Ensuring the Debate has the Patient in Mind and in the Room
- March 4, 2016
- Posted by: Health Care Payment Learning & Action Network
- Category: Blog
As debate rages around payment models, many questions arise, such as: Who are we working to serve and how do we involve them? What does the best evidence suggest will make a difference in health and well-being? How do we maximize the health benefits that come from every dollar the American people spend for their care? The payment model debates are intense, they are passionate, and they shift as evidence and community expectations evolve. Since the founding of Kaiser Permanente 70 years ago, its people have been asking themselves these important questions. To help find answers, patients and their families are now partnering with us, co-creating health through care and support that best meets the patient’s goals, needs, and expectations.
At Kaiser Permanente, the search for answers reflects a relentless effort to support the goals our members have for their own health. Throughout our own intense debates, one thing stands certain; the discussion is not about high-margin therapies or maximizing revenue, but about doing what’s right for the patient at a price that is in reach for those we serve.
Pioneering Population-Based Payments
In drafting the Alternative Payment Model (APM) Framework White Paper, the Health Care Payment Learning and Action Network (LAN) set out to describe the current landscape of models used to finance health care, from full fee-for-service (Category 1) through full population-based payment (Category 4). The paper shows that the fee-for-service model still dominates, and proposes that a shift in the direction of population-based payment would result in more patient-centered care.
Wisely, the framework suggests that a shift along the continuum between these two will occur as the industry evolves. The expectation is that purchasers, both entities and individuals, will move to systems that prove they can serve the patient well, and do so at an affordable cost. In other words, those systems that consumers choose most often will be those that can dramatically increase health through care and other services, while keeping the price affordable. The premise is that payment methods that reward value will win.
Kaiser Permanente’s highly integrated financing and delivery model sits in Category 4 of the APM Framework. As a leader and innovative pioneer with over 70 years of experience, we can attest to the durability of the model.

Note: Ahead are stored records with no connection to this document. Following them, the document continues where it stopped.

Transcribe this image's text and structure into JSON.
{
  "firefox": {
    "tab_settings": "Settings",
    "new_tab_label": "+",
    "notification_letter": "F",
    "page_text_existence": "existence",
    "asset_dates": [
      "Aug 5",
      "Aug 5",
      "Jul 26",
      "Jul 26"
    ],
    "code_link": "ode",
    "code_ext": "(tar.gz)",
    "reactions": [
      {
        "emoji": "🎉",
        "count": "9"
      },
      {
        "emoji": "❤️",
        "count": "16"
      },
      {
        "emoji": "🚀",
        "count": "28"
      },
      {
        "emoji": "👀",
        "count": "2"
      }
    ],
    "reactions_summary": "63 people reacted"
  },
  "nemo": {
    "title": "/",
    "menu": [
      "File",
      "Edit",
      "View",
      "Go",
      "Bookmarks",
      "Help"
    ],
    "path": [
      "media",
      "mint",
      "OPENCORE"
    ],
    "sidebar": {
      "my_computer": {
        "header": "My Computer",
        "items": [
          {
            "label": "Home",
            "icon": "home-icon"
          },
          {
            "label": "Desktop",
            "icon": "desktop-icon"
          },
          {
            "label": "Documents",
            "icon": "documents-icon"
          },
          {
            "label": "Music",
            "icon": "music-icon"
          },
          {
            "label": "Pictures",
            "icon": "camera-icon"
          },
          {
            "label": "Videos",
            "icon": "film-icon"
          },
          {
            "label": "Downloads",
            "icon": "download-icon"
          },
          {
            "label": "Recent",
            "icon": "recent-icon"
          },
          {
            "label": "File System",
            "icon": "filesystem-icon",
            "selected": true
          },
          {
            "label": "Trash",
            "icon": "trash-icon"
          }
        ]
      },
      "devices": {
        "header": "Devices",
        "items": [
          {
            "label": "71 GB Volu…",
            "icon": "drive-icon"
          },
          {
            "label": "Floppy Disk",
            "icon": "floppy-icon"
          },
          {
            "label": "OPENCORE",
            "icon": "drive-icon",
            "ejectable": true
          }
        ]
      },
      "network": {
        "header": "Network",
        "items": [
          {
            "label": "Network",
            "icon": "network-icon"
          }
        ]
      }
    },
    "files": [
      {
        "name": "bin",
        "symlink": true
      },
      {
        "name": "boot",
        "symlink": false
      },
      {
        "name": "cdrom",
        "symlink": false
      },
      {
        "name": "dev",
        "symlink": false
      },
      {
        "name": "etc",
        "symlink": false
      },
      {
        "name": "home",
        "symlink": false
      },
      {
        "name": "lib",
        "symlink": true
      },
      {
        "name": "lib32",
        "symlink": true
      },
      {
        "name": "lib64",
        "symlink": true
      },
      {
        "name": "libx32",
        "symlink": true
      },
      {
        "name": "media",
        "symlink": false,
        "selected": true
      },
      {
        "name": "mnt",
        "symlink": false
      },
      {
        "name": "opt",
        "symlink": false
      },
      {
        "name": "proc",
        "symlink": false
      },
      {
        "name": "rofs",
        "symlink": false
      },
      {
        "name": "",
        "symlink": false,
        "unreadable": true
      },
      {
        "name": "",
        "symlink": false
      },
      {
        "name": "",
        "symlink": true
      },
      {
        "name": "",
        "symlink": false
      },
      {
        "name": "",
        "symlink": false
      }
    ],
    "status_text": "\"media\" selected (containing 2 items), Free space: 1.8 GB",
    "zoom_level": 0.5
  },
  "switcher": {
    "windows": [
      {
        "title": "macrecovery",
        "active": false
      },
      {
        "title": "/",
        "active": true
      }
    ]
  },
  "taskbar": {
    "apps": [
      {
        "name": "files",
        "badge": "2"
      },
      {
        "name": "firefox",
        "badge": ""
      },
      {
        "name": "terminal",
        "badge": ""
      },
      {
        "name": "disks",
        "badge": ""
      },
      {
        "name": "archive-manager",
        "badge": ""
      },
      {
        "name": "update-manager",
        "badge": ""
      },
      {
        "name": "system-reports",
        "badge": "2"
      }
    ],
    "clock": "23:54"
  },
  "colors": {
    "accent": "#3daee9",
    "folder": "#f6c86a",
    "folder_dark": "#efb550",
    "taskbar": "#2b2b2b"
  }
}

A Tradition of Relationships and Rewards
Kaiser Permanente was born out of the challenge of providing Americans with medical care during the Great Depression and World War II, when most people could not afford to go to a doctor.
Kaiser Permanente applied multiple innovative ideas during those early years. Prepaid insurance spread the cost to make it more affordable. Physicians in group medical practice maximized their abilities to care for patients. They began to focus as much on preventing illness as on caring for the sick.
That foundation has allowed us, from day one, to incentivize our physicians and care teams to focus on maximizing the health of their patients through a long term relationship, rather than rewarding them for the volume of services they perform. Our philosophy, structure, and incentives are aligned and enable our physicians, nurses, and staff to work collaboratively and create a culture of healing. We inspire good health and provide the best treatments and personalized care that our members need to get, and stay, healthy.
One prime example of the health benefits that can occur within a model that incentivizes the best interest of the health of the patient is in our work around cardiac care for those patients with diabetes. By partnering closely with our population of diabetic patients at risk for heart attack and stroke, we developed the ALL (Aspirin, Lisinopril and Lipid-lowering medication) protocol. ALL research has shown that when taken together once a day, this trio of low-cost, low-risk medicines lowered the incidence of heart attacks and stroke in this population of patients by more than 60 percent.
In 2014, Kaiser Permanente had achieved nearly 95 percent hypertension control rates across the regions we serve, far above the national average of 52 percent.
What would that mean for everyone else? If the rest of the U.S. managed the blood pressure of hypertensive patients as well as Kaiser Permanente does, many thousands of heart attacks and strokes could be prevented each year, and several hundred thousand deaths could be prevented over 10 years.
Value-Based Payments: a Rich Past, a Promising Future
For 25 years, stone by stone, the health care quality movement has built the foundation for value-based payment. This foundation was not in place in our country in the 1990s, when population-based payment brought hope that the industry could meet the cost challenge in health care. Without a strong quality story to tell, population-based payment fell from favor in most places. Times have changed. The health care quality movement continues to grow and improve, and it is now shifting to a more outcome-oriented approach. That approach will only strengthen the case that we make to the country about the value of what we do. Most importantly, as Kaiser Permanente and other organizations have learned over many decades, the way we pay for care changes the nature of the debates we have. It also changes the way we act as we seek to serve our members and our communities in the most valuable way possible. It frees us to partner with them in a different way, with a dedicated focus on the value of what we do to co-create health now and in the future.
Please note that guest blogs from Guiding Committee and Work Group members represent the views of the individual authors and do not represent official positions of the Guiding Committee, Work Groups, CAMH, or CMS.